Divergences
Più passa il tempo e meno penso a Katniss, o almeno, la penso sempre con costanza, ma non come prima. Non mi importa se sta bene o meno, non del tutto.
Una parte di me vorrebbe correre da lei, mentre un'altra la vorrebbe vedere morta.
Il problema è che la parte innamorata si sta affievolendo sempre più eppure mi sembra che sia quella che mi tiene più a galla.
«Cosa ha fatto Katniss?» Tiene un quaderno sulle sue gambe per appuntarsi le mie risposte, io vorrei strapparglielo dalle mani per poter disegnare il suo volto, magari avere un suo ritratto potrebbe riuscire a farmi tornare da lei, in qualche modo.
Lo guardo vacuo, «ha bombardato il Distretto 12 e ne è andata fiera, ha cercato di attaccarmi, nell'Arena, e sogghignava». La mia voce è fredda e lontana, come se mi sentissi parlare all'esterno del mio corpo, anche se non è possibile.
«Katniss è responsabile di tantissime morti, deve morire, così potremo tornare alla normalità», aggiungo senza riflettere, anche se non lo penso davvero, o forse sì?
«Sei pentito di non averla uccisa?»
«Sì. Avrei dovuto ucciderla, è il mio rimpianto più grande». Parlo lentamente con voce fredda e distaccata, quasi annoiata.
«Se ora l'avessi davanti?»
«La ucciderei», rispondo senza esitazione, ma non è vero che la ucciderei, non è la verità, non riuscirei mai ad uccidere Katniss, l'unica cosa che voglio è proteggerla. Perché mi sto comportando così? Perché devo sempre pensarci per capire che non odio Katniss?
Avrebbe dovuto uccidermi, invece di voler a tutti i costi mangiare quelle bacche con me, così Capitol City non avrebbe avuto vincitori. Era una tattica, una tattica per far avviare la rivoluzione e io ero stato la pedina di quella strega!
«Bene», afferma il dottore, alzandosi in piedi e lasciandomi nuovamente da solo.
Mi ha lasciato un mazzo di carte, così, visto che non ho nulla da fare e non voglio assolutamente pensare, comincio a creare castelli. Non mi riesce molto bene, all'inizio. Le mani tremano e devo cominciare da capo più volte, ma alla fine riesco a crearne uno con la metà del mazzo.

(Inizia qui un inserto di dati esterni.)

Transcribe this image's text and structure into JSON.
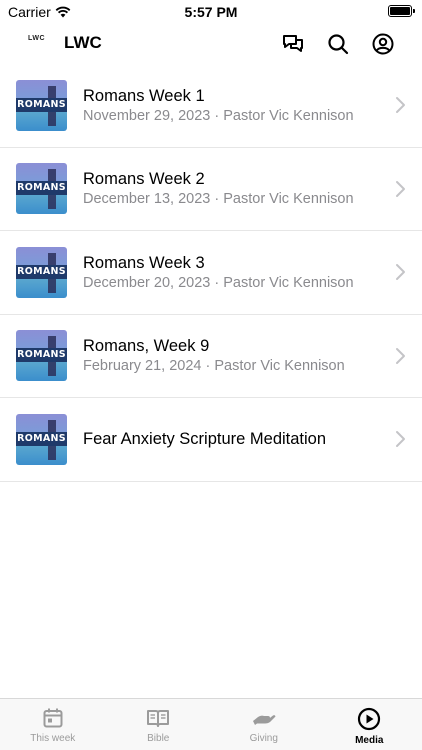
{
  "status": {
    "carrier": "Carrier",
    "time": "5:57 PM"
  },
  "header": {
    "logo": "LWC",
    "title": "LWC"
  },
  "items": [
    {
      "title": "Romans Week 1",
      "subtitle": "November 29, 2023 · Pastor Vic Kennison",
      "thumb": "ROMANS"
    },
    {
      "title": "Romans Week 2",
      "subtitle": "December 13, 2023 · Pastor Vic Kennison",
      "thumb": "ROMANS"
    },
    {
      "title": "Romans Week 3",
      "subtitle": "December 20, 2023 · Pastor Vic Kennison",
      "thumb": "ROMANS"
    },
    {
      "title": "Romans, Week 9",
      "subtitle": "February 21, 2024 · Pastor Vic Kennison",
      "thumb": "ROMANS"
    },
    {
      "title": "Fear Anxiety Scripture Meditation",
      "subtitle": "",
      "thumb": "ROMANS"
    }
  ],
  "tabs": [
    {
      "label": "This week",
      "icon": "calendar-icon"
    },
    {
      "label": "Bible",
      "icon": "book-icon"
    },
    {
      "label": "Giving",
      "icon": "giving-hand-icon"
    },
    {
      "label": "Media",
      "icon": "play-circle-icon"
    }
  ],
  "active_tab": "Media"
}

«Vieni», qualcuno apre la porta e mi ordina di seguirlo.
«Dove?» Domando curioso inarcando un sopracciglio, non mi fido di quel tipo.
«Vieni e basta».
Sospiro, ma faccio quello che mi è stato detto. Sono nelle loro mani, non posso fare altrimenti. Probabilmente mi tortureranno, ma stranamente non ho paura. Non mi importa più di nulla. Non mi è rimasto nulla, nemmeno Katniss. Non c'è nemmeno lei. Non ho nessuno da cui tornare. Possono fare di me ciò che vogliono.
«Mettetelo a lucido. Deve essere magnifico. In splendida forma».
Sgrano gli occhi nel vedere davanti a me Portia ed il mio staff di preparatori.